Es ist nicht nur ein Schwedenkrimi, es ist nahezu eine Liebeserklärung an den kleinen ruhigen Ort namens Hovenäset an der Schwedischen Westküste. Denn die Autorin schafft es eine großartige Atmosphäre zu kreieren mit ihren Beschreibungen, die hervorragend zum Fall passen. Es ist aber ganz und gar nicht langatmig und aus meiner Sicht eine Stärke des Textes. In diesen Ort zieht es den unglücklichen Geschäftsmann August Strindberg, er kauft die Räume eines Bestattungsunternehmens und möchte daraus ein Second Hand Laden machen. Tja, und dann nach einer stürmigen Nacht ist die Lehrerin Agnes Eriksson verschwunden und seine Immobilie scheint irgendwas damit zu tun zu haben.
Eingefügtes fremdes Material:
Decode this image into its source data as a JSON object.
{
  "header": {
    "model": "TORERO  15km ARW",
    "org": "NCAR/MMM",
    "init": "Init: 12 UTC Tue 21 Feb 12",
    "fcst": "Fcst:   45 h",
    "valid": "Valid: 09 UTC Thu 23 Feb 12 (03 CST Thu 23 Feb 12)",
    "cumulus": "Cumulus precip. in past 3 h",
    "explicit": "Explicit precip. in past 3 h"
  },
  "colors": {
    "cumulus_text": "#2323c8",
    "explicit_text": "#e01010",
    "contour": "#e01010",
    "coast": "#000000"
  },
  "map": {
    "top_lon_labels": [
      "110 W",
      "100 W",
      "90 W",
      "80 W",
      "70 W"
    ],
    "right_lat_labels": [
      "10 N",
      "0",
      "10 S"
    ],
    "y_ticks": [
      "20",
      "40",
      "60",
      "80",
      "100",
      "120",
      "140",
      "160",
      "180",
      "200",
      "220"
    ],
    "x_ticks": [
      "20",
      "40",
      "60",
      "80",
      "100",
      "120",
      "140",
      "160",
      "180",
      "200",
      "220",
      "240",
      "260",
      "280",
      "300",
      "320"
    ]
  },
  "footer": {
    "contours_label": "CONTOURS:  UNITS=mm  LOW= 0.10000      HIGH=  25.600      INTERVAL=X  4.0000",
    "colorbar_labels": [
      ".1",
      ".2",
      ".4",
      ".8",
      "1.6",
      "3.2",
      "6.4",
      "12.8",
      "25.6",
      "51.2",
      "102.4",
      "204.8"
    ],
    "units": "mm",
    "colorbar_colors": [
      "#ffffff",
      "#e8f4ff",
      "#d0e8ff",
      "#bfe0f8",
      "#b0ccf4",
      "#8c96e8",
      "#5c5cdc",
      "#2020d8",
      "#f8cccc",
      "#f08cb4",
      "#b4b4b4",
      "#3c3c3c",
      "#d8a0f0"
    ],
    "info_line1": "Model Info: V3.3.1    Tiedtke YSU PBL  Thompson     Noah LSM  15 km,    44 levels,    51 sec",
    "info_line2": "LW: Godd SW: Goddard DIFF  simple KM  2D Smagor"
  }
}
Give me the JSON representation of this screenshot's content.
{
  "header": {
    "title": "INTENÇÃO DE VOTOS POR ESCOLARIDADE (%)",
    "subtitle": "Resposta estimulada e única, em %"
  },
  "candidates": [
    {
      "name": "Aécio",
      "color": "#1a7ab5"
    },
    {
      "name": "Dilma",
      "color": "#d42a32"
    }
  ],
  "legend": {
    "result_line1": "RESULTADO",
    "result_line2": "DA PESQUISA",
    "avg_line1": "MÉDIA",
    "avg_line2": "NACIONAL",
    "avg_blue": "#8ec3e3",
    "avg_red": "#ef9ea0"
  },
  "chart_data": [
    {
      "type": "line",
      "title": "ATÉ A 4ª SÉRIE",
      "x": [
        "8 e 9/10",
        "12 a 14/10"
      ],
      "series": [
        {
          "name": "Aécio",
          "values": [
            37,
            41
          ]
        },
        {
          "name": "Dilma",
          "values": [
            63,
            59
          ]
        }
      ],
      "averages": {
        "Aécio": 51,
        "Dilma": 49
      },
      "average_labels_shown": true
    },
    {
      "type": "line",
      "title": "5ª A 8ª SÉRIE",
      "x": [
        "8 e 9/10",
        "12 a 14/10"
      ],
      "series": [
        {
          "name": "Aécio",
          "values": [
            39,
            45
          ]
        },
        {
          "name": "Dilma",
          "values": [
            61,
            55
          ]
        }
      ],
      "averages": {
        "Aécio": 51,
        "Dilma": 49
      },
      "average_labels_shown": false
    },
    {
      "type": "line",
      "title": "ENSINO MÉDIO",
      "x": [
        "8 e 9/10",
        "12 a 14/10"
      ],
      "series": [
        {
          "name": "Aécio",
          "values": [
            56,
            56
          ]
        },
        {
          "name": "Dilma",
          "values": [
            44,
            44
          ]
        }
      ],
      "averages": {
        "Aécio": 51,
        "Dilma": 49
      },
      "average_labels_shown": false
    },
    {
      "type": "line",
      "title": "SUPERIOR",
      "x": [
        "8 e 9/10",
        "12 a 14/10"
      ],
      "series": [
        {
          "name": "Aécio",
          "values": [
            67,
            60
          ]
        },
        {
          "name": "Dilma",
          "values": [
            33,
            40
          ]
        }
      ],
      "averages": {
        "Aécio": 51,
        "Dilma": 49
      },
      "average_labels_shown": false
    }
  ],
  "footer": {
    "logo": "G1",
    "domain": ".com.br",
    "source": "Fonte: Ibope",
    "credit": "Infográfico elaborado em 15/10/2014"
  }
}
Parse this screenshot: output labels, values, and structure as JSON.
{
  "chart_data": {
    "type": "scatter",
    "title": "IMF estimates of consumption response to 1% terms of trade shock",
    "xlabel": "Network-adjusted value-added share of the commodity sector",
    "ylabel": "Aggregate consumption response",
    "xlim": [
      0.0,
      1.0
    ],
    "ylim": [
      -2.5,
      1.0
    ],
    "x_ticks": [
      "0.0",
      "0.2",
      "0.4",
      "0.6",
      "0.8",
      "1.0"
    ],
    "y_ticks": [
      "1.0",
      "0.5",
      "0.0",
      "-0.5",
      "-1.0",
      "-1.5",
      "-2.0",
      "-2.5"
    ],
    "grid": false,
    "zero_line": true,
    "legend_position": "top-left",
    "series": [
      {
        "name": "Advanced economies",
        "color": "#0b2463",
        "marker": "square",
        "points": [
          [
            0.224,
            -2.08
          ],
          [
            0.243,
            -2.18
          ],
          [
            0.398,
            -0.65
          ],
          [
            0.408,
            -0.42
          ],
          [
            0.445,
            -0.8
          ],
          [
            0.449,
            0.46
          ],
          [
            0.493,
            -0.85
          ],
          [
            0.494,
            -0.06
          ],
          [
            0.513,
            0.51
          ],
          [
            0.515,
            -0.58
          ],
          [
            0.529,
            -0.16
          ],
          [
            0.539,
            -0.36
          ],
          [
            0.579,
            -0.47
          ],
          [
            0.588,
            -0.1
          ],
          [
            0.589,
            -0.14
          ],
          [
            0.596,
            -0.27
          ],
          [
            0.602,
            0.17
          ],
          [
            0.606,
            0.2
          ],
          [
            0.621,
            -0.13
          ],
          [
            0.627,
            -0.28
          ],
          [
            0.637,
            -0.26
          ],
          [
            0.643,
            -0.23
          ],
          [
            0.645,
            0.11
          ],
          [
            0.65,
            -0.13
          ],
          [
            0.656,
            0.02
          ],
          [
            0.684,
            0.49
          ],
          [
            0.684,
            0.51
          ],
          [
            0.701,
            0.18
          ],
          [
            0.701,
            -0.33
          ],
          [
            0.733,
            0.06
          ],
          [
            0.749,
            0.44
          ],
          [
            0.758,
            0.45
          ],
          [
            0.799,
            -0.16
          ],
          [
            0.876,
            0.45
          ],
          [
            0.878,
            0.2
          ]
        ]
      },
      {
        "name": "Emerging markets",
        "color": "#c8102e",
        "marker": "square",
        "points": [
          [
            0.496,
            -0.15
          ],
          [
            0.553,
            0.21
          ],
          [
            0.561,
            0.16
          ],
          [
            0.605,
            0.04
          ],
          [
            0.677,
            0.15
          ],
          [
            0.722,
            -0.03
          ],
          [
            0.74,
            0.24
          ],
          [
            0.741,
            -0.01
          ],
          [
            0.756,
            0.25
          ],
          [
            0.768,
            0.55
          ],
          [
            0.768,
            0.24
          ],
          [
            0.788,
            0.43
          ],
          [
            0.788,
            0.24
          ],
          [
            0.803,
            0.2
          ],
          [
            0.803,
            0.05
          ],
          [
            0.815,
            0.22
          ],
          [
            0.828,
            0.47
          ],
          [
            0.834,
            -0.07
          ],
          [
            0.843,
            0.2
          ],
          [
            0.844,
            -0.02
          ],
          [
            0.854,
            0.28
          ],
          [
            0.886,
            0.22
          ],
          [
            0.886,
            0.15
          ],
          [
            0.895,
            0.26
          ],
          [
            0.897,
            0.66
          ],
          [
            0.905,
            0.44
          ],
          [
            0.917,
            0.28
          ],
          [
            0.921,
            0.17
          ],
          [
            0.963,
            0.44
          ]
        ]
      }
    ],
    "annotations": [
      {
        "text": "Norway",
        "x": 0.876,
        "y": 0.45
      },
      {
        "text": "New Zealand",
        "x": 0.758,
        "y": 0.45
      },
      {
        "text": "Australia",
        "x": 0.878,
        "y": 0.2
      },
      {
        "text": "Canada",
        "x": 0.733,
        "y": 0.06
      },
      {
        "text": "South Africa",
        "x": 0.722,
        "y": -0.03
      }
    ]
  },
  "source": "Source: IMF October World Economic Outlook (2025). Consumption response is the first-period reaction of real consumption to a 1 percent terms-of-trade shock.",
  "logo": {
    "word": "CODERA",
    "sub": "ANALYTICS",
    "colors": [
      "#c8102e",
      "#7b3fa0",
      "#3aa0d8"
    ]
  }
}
August beginnt seine eigenen Ermittlungen und unterstützt die Kriminalkommissarin Maria Martinsson.
Dies ist ein Auftaktband einer neuen Krimiserie rund um August Strindberg. Neben den Beschreibungen des Ortes machen die Personen hier viel aus. Der Fall ist zwar auch spannend, aber es gibt aus meiner Sicht hier nicht den MEGA kniffligen Fall zu lösen. Die beschriebenen Personen üben auch ihren Reiz aus und werden alle als unperfekte sympathisch Charaktere gebaut. Da möchte man nicht nur den nächsten Fall mit August Strindberg lösen sondern auch mehr über diesen Ort und seine Bewohner erfahren.